AN EMERGENCY medicine physician says patients throughout Australia are still dying unnecessarily as they wait in emergency departments (EDs) for a hospital bed.
The accusation is based on a nationwide ED snapshot taken in September that showed three-quarters of hospitals had access block.
Associate Professor Drew Richardson, chair of road trauma and emergency medicine at Australian National University Medical School, said even though politicians and health departments had been shown the facts and patients were still dying while waiting for beds, there had been no significant improvement in access block in the past year.
Access block is defined by the Australasian College for Emergency Medicine (ACEM) as the situation where patients are unable to gain access to appropriate hospital beds within a reasonable time, which is defined as no greater than 8 hours.
Professor Richardson is due to present the latest Australian data on access block and overcrowding in emergency departments today (22 November) at the ACEM annual scientific meeting in Canberra.
Two snapshots were taken this year, at 10am on one Monday in May and one in September, in the EDs of 77 and 76 accredited hospitals respectively across Australia.
The September data showed 77% of patients who needed a bed waited more than 8 hours.
The proportion had remained unchanged in the past 2 years, Professor Richardson said.
The data showed 2107 people were under treatment (27.7 per ED) while 545 patients were in the waiting room (7.2 per ED).
Of the 2107 under treatment, 735 were waiting for beds (9.7 per ED). Of those waiting for beds, 570 had been waiting for more than 8 hours (7.5 per ED) and 96 had been waiting for more than 24 hours (1.2 per ED).
The May study found that 73% of patients needing a bed had waited more than 8 hours.
Nationwide, 62 patients had been in the ED for more than 24 hours, the longest being more than 60 hours since an inpatient bed had been requested.
Release of the data follows a report issued last week by the Australian Medical Association that showed there had been little improvement in public hospital capacity and performance despite significant extra federal funding as part of the National Healthcare Agreement.
Professor Richardson co-authored an article in the MJA last year that said at least 1500 deaths each year in Australia, similar to the road toll, could be attributed to ED overcrowding.(1)
Professor Richardson told MJA InSight before the ACEM conference that the value placed on emergency as opposed to elective admissions needed to be reviewed.
“If you could get all the people waiting for nursing home beds out and shorten the length of stay for elective surgery, and reduce the admissions under physicians that are done for investigations of people who aren’t actually sick at the time, then there would be more available beds without increasing the bed stock,” he said.
“It is clear we have got the balance wrong in terms of the facilities we are providing for emergency patients.”

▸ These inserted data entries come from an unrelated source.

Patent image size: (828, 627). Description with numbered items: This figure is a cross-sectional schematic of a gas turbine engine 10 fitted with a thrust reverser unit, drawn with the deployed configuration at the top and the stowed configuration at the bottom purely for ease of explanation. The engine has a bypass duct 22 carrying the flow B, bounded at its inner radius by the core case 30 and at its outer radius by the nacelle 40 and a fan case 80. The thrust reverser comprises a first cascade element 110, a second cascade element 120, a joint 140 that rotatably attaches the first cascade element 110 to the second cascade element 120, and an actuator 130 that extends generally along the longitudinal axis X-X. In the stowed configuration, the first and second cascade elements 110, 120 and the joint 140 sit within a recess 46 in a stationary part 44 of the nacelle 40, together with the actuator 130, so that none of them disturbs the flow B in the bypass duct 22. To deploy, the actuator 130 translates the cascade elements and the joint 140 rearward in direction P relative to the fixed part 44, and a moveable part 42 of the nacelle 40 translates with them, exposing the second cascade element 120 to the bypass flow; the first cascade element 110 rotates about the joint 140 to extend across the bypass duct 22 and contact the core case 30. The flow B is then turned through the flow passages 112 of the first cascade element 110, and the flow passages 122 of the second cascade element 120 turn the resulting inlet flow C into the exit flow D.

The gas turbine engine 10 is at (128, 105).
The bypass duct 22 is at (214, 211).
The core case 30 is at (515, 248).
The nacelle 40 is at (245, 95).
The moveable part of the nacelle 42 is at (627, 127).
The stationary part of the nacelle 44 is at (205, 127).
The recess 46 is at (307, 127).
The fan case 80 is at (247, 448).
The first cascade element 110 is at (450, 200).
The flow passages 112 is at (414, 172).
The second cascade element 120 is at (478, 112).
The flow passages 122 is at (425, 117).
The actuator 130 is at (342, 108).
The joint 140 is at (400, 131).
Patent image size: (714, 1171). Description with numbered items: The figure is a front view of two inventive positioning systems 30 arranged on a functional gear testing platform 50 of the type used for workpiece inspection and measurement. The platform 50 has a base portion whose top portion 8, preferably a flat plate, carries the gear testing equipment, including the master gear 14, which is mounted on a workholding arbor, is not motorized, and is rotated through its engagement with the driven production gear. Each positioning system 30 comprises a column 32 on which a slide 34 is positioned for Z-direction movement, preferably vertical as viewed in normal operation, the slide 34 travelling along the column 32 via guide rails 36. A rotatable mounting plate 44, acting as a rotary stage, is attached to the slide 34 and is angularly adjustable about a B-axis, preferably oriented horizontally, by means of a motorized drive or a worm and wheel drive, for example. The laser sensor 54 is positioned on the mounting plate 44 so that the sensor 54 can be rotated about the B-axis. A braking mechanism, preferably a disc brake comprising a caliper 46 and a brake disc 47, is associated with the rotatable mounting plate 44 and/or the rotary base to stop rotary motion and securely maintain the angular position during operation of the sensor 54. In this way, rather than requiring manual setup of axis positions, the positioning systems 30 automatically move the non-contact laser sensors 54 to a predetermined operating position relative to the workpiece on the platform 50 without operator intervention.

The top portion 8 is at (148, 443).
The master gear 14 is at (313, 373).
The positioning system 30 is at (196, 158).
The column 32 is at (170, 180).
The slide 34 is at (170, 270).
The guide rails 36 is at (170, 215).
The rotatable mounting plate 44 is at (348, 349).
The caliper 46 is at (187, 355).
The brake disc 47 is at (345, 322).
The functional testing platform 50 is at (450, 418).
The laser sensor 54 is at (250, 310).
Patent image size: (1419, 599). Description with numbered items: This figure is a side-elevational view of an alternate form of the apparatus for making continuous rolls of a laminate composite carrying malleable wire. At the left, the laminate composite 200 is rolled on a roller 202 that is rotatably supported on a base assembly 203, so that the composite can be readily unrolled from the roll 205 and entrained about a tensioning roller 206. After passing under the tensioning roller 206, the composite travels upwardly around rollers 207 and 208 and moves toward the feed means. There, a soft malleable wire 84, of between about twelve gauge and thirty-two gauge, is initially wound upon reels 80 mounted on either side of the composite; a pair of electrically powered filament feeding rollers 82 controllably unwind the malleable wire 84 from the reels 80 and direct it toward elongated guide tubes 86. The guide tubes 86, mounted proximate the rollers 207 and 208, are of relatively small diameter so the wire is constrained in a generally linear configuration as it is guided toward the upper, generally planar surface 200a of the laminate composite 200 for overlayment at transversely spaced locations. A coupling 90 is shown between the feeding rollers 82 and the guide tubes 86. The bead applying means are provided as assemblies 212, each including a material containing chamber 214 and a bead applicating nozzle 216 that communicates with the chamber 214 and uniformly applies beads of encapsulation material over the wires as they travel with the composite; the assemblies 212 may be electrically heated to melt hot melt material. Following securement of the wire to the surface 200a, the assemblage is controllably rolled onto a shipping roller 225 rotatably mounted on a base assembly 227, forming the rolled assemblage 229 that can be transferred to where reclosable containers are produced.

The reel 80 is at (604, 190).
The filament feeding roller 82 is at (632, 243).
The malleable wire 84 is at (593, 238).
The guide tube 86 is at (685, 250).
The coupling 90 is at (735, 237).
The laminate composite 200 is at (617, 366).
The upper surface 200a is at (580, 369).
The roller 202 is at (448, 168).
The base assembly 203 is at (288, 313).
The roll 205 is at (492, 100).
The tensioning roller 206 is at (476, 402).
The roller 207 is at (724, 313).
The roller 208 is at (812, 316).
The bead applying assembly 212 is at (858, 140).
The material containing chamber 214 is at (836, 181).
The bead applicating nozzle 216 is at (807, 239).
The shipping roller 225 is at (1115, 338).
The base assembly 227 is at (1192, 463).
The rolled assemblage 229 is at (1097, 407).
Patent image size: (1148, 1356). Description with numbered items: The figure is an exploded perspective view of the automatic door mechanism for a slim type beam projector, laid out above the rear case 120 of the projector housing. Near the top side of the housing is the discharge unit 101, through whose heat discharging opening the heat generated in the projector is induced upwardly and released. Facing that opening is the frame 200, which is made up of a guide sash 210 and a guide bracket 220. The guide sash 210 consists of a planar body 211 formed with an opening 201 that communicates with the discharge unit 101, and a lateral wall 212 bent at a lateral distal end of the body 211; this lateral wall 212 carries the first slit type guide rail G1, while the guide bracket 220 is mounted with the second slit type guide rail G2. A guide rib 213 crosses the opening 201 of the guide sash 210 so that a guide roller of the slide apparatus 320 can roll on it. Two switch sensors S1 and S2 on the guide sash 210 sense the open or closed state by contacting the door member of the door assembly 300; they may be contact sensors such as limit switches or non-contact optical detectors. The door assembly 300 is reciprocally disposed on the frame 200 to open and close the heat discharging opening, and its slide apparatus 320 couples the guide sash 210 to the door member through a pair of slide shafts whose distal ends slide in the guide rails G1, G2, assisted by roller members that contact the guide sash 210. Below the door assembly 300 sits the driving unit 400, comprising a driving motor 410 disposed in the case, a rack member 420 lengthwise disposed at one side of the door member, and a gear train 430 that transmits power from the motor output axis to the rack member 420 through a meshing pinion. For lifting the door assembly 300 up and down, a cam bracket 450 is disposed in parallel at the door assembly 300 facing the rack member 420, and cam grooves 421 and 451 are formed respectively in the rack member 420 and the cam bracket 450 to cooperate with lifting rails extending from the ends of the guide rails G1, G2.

Study co-author Dr Peter Jones, director of emergency research at Auckland City Hospital in New Zealand, said the whole health system needed to change to run 7 days a week for both elective and acute patients.
“This will require a major paradigm shift for hospital specialists,” Dr Jones said.
“This is potentially causing great harm to patients and the need for change is urgent.
“I am not sure what more motivation politicians need.”
1. Med J Aust 2009; 190: 369-374.
Posted 22 November 2010
A large part of the problem in my area is the loss of mobile x-ray 4 years ago because the update to new digital radiology and the poor rebate meant private radiologists were not able to underwrite the service. As a result elderly people are being transported at great cost and inconvenience to a public A&E just for plain x-rays – often for medicolegal reasons.This often results in the person suffering deterioration in their physical/or mental health tying up beds.
“If you could get all the people waiting for nursing home beds out —–“. It is distressing to read that acute hospitals are still suffering due to past government actions in running down the buffer of beds that previously existed in secondary care. Also a focus on getting patients INTO nursing homes should be redirected into getting them well enough to stay out where possible. This means active consultations in the patient’s home and systems of comprehensive care and rehabilitation in the community. Nursing home admission should be only a carefully chosen option for anyone, either in hospital or at home. It should not be a means of clearing beds for the next acute admission, but I suspect this is often the case.
This article confirms what we all know – that access block is real and has not changed over the last years.
The problem is that there simply are not enough beds, neither on the wards nor in the nursing homes, and that an increasingly elderly population have a high incidence of co-morbidities which makes early discharge impractical.
One patient of mine who was in ICU for legionella pneumonia recounted to me his discussion with a senior official in the NSW Dept of Health who happened to be a friend of his. He had not been able to leave ICU because of lack of beds on the wards. The DoH official had left us a message: “Tell them to try harder”.
We are already trying so hard that there is nothing left to try with. Try as we might, we cannot create beds from nothing.
The real problems behind access block need to be addressed. Blaming the messenger is a poor substitute for intelligent management.